Alerts are often overlooked
Sometimes a problem can hide in plain sight, especially if the mechanism for warning you about it is something like a regularly scheduled email. If you don't notice the email immediately or delay dealing with it sometimes you can completely forget it's even there, even if it's sent to you every day.
In this particular case a client almost completely lost data for one of their customers. The warning signs were there - one process in particular was sending regular emails about issues but it was wrapped up in a scheduled alert that included a bunch of other, more minor issues. Eventually everybody got used to ignoring them and for a long time the only copy of some critical data was sitting in a single place with no backup or recovery option.
The warning signs aren't always obvious
The core of this issue revolved around a migration between an old mechanism for storing files and a new one. The idea was to run both mechanisms in parallel before completely switching over to the new mechanism and getting rid of the old one.
The intention was to run the new mechanism on a completely separate volume but the new volume was never formatted correctly and was effectively unusable. The application had a fallback mechanism where it would revert to using older storage mechanisms if a new one failed. This meant that despite not actually having a usable new storage mechanism the application continued to work by continuing to use the old, soon-to-be-removed mechanism.
There was one part of the application that noticed the issue and even reported on it, but it was a scheduled process that summarised all manner of routine problems and issues of generally low severity. The support staff were supposed to be reading and addressing these issues but some of them were so minor that they didn't consider it worth dealing with. Eventually they treated the whole report as noise (because almost all of it was) and in doing so actually lost a critical part of their monitoring infrastructure that almost lost a great deal of important data for their customer.
To demonstrate what they were faced with, picture a several-hundred line report, where one of the lines is usually
but in this particular case happened to be
Storage: Issue: Cannot access storage 4 (IOError)
This was the only clue that anything was wrong.
Alerts are different from reports
There are many factors that can contribute to this sort of issue and plenty of ways to attempt to remedy it. Maybe the scheduled report should have had stronger messaging to reflect the severity of the issues it found, or perhaps the support processes should have been stricter. Maybe the application should have been less accommodating of misconfiguration and been less happy to fall back on older mechanisms. Addressing these would help but they would not address the root of the problem.
Alerts should be treated differently from reports. Scheduled reports, generally, aren't read or looked at until necessary, so wrapping up potentially important information in an otherwise uninteresting report is not a reliable approach.
A different approach - only alert if something is wrong
A much more powerful approach is to have an alert system that really signifies something when it triggers; something that makes everyone get a bit nervous because for the alert to even arrive means that something serious is happening that needs attention. Another factor is to specialise your alerts: rather than a generic 'something wrong' email or 'application error' alert, you should prefer to have specific alerts with detailed information, so that the recipients can decide more easily which to address first.

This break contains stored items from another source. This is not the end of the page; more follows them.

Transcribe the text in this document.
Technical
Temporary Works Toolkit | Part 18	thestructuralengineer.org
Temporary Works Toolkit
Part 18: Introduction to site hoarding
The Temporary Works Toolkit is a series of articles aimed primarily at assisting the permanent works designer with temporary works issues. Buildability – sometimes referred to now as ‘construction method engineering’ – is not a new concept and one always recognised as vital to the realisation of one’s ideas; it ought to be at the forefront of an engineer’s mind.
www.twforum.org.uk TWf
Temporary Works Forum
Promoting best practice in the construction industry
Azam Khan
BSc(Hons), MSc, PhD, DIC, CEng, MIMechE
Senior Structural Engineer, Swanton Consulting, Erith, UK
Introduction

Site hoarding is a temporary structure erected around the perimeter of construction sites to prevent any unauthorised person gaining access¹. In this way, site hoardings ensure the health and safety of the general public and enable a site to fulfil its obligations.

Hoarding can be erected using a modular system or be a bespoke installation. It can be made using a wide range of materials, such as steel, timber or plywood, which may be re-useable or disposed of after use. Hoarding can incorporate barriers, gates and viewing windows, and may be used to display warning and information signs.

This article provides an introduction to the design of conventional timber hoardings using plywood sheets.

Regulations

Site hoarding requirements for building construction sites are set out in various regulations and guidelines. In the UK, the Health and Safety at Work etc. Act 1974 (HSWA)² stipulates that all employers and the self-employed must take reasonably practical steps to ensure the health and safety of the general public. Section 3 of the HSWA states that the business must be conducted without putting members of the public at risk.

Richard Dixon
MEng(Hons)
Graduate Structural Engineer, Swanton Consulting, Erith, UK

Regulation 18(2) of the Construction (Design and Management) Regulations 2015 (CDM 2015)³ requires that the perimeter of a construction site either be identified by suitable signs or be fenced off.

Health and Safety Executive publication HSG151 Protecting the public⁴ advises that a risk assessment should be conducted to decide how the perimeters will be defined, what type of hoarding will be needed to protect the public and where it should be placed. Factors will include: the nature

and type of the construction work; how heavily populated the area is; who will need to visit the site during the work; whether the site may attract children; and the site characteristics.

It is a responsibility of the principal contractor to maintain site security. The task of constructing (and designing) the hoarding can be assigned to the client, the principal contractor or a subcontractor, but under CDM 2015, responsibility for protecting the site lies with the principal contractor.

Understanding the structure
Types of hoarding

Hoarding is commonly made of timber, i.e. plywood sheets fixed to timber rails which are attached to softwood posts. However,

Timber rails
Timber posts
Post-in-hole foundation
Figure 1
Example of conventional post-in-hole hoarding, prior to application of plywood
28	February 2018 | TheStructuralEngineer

More directly, your alerts should trigger only when something needs active attention. It's fine to log and record issues and errors but when sending an alert it should really mean 'someone needs to do something about this very soon'.
Unfortunately it's difficult for applications and monitoring systems to isolate what needs attention and alert accordingly (especially if something drastically wrong means they aren't able to signal at all).
Invert the alert control - all alerts need attention
Process Warden helps invert the way traditional alerts and reporting work. Instead of having to read scheduled reports or interpret many alert emails to see if the error in question is important or not it flips the whole concept on its head and answers the question of 'what needs attention?'
By setting up your alerts to monitor for success instead of failure you get notified if any issue causes a failure, regardless of what the nature of the problem is. This means that an alert is only sent when something actively needs attention to be resolved.
In this particular case Process Warden took over the job of reading the report emails and it doesn't get tired or blind to the alerts. It checks every single email, every day, and as part of those checks it ensures that the report confirms all storage mechanisms are working as expected ('Storage: OK'). If any email on any day does not confirm that the storage mechanisms are working then Process Warden will light up and trigger an alert. This will work even if the email isn't sent or doesn't contain a 'Storage' line or for any other reason other than 'Storage: OK'.
The end result is that the support staff now don't ignore the alert emails because they generally don't get any. When they do it's a significant event and gets a lot of attention. For every other day, the report emails are still sent and read but this time by a process that will read the entire thing and check vigilantly that each one declares 'Storage: OK' (and many other significant lines), and will alert the support staff if anything is not exactly as it should be.